YABVU to have 'the talk' with a grown adult. This has to be a joke?!

laraitopbanana · 06/01/2025 19:35

Better now than never.

Don’t be cool. Be clear and helpful such as : BRING the contraception to her. BRING her to the pharmacist so that she can have what she needs and allow prescription to not come by home.

Sillyname63 · 06/01/2025 19:38

I would have definitely had the conversation before uni, but as that hasn't happened I would aim of more towards STI, then obviously you have contraception covered
Say something like it lovely that she is in a new relationship and try and talk about how our feelings in the beginning can overtake our us and how easy it is to " forget" about contraception , also about the morning after pill but that it should only be used in absolute emergency. I would not mention your own pregnancy but perhaps, that even an unplanned pregnancy that ends in a miscarriage leaves a scar that stays with you .
Out curiosity why haven't you spoken about these subjects before uni if not before that.

BruFord · 06/01/2025 19:40

I could be misreading the OP, but I believe that her DD is 18. The OP is the one who got pregnant at 22.

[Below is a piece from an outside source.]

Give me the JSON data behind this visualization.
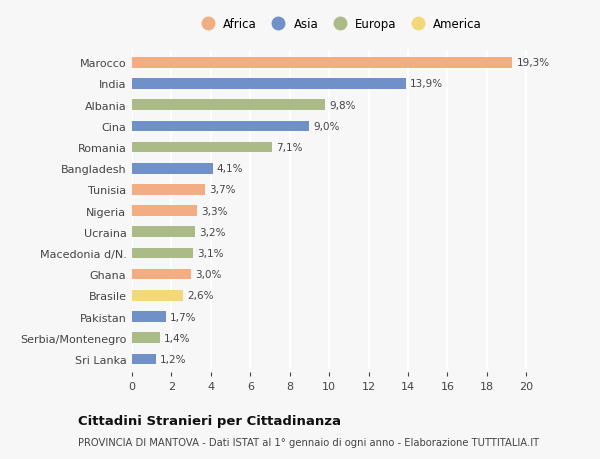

Most parents still offer their adult children guidance and support at 18 as they’ve literally just entered adulthood. So I think it’s fine to mention contraception and suggest that she speaks to her doctor. Leave it at that.

Tdcp · 06/01/2025 19:41

My daughter is 10 and contraception has come up in the puberty talks we've been having. Talking about this at 22 is a little weird.

Titasaducksarse · 06/01/2025 19:46

Errrm bolt and stable door springs to mind

WhatUSeeIsWhatUGet · 06/01/2025 19:48

Hi @Happyface246! Forget about "the talk" or whatever (as if it was a universal rule with a rigid schedule).
I completely understand how overwhelming communication with your daughter/s can be if you had a difficult relationship with your own mother.
I think the only person who knows how much you need to tell her is you: trust in yourself. If you feel like sharing some of your experiences will genuinely be of help to her, then do share them when and where there's opportunity. Likewise, if you sense that some things won't help her or would upset her, then don't share them.
The important thing to remember is: you are not your mother. And also: you know your daughter best, or at least, care genuinely for her. So the best way to aproach this is with honesty, humility (knowing you may be clumsy) and love. Good luck!